En France en 2011, Jean-Marc Lemaître, directeur de recherches à l'Inserm et spécialiste du vieillissement des cellules, et son équipe de l'institut de génomique fonctionnelle de Montpellier, ont mis au point une technique pour faire rajeunir des cellules humaines. Ainsi, des cellules prélevées sur des personnes centenaires sont revenues au stade de cellules embryonnaires, comme pour un nourrisson, explique France Info"Nous n'avons pas trouvé le secret de l'immortalité mais nous avons réussi à effacer les marqueurs du vieillissement de ces cellules. Néanmoins la cellule reprend ensuite son cycle de vieillissement", avait alors déclaré Jean-Marc Lemaître à La Dépêche. L'Inserm évoquait alors une "nouvelle étape vers la médecine régénérative". 

Mais des applications encore lointaines

De la recherche à la pratique, comment peut-on imaginer une traduction de ces résultats ? Vu de France, cela ne semble pas si simple. "Pour moi qui suis clinicien, c'est à la limite de la science-fiction", confie Philippe Ménasché, professeur en chirurgie cardiaque à l'Hôpital européen Georges Pompidou (APHP), contacté par francetv info. "Une application de ces résultats me paraît illusoire, il ne faut pas donner de l'espoir aux gens en leur disant qu'ils vont tous rajeunir", poursuit-il.
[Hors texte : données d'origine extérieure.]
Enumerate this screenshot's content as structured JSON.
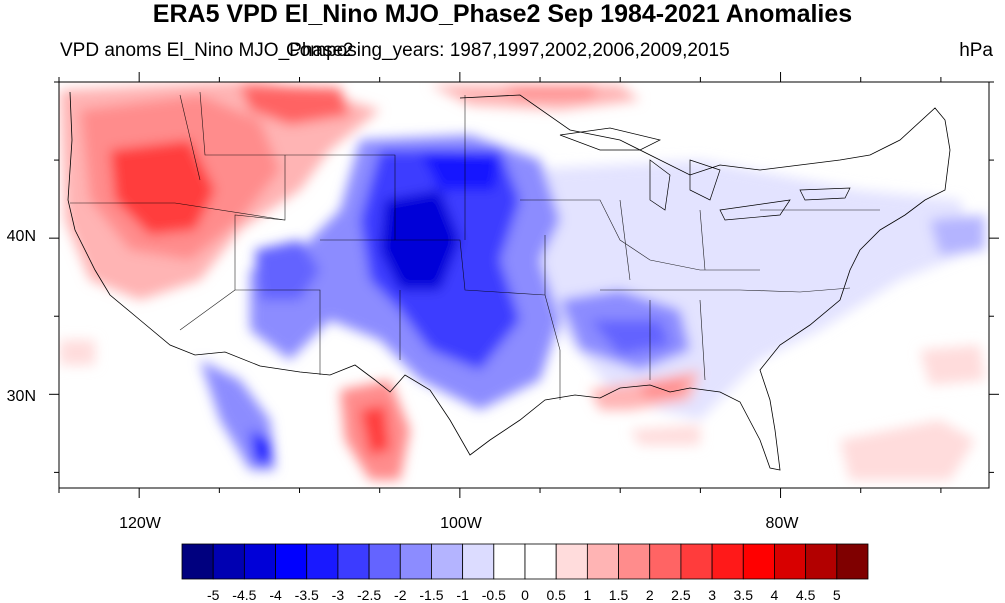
{
  "title": "ERA5 VPD El_Nino MJO_Phase2 Sep 1984-2021 Anomalies",
  "subtitle_left": "VPD anoms El_Nino MJO_Phase2",
  "subtitle_center": "Composing_years: 1987,1997,2002,2006,2009,2015",
  "units": "hPa",
  "chart_data": {
    "type": "heatmap",
    "variable": "VPD anomaly",
    "units": "hPa",
    "lon_range": [
      -125,
      -67
    ],
    "lat_range": [
      24,
      50
    ],
    "x_ticks": [
      {
        "lon": -120,
        "label": "120W"
      },
      {
        "lon": -100,
        "label": "100W"
      },
      {
        "lon": -80,
        "label": "80W"
      }
    ],
    "y_ticks": [
      {
        "lat": 30,
        "label": "30N"
      },
      {
        "lat": 40,
        "label": "40N"
      }
    ],
    "colorbar_levels": [
      "-5",
      "-4.5",
      "-4",
      "-3.5",
      "-3",
      "-2.5",
      "-2",
      "-1.5",
      "-1",
      "-0.5",
      "0",
      "0.5",
      "1",
      "1.5",
      "2",
      "2.5",
      "3",
      "3.5",
      "4",
      "4.5",
      "5"
    ],
    "colorbar_colors": [
      "#00007f",
      "#0000b2",
      "#0000d8",
      "#0000ff",
      "#1919ff",
      "#3c3cff",
      "#6464ff",
      "#8c8cff",
      "#b4b4ff",
      "#dcdcff",
      "#ffffff",
      "#ffffff",
      "#ffdcdc",
      "#ffb4b4",
      "#ff8c8c",
      "#ff6464",
      "#ff3c3c",
      "#ff1919",
      "#ff0000",
      "#d80000",
      "#b20000",
      "#7f0000"
    ],
    "anomaly_features": [
      {
        "lon": -117.5,
        "lat": 42.5,
        "value": 3.5
      },
      {
        "lon": -112,
        "lat": 47.5,
        "value": 2.5
      },
      {
        "lon": -103.5,
        "lat": 38.5,
        "value": -4.5
      },
      {
        "lon": -101.5,
        "lat": 42,
        "value": -3.5
      },
      {
        "lon": -99,
        "lat": 33.5,
        "value": -3
      },
      {
        "lon": -109.5,
        "lat": 38,
        "value": -2.5
      },
      {
        "lon": -91,
        "lat": 35.5,
        "value": -1.5
      },
      {
        "lon": -105.5,
        "lat": 28,
        "value": 3
      },
      {
        "lon": -112.5,
        "lat": 26.5,
        "value": -3
      },
      {
        "lon": -87,
        "lat": 30.5,
        "value": 1.5
      }
    ]
  }
}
Le professeur ajoute, "toutefois il s'agit là d'outils méthodologiques prometteurs et la protéine qu'ils ont réussi à isoler dans le plasma est intéressante". 

Joint par francetv info, Jean-Marc Lemaître, estime qu'il faut maintenant "montrer que cette protéine a le même effet sur la souris et sur l'homme". "C'est encore à fouiller et les expérimentations doivent se poursuivre sur des animaux", ajoute-t-ilSelon le spécialiste, grâce à de telles recherches, on pourrait notamment espérer corriger les effets de maladies neurodégénératives qui apparaissent avec l'âge. "On est encore dans l'exploration mais c'est très excitant", poursuit-il. Jean-Marc Lemaître explique à francetv info que son équipe entend bien se saisir de ces résultats : "La protéine isolée va être mise à disposition très rapidement par les laboratoires pour faire des tests sur des souris. C'est très prometteur, on va regarder ça de près."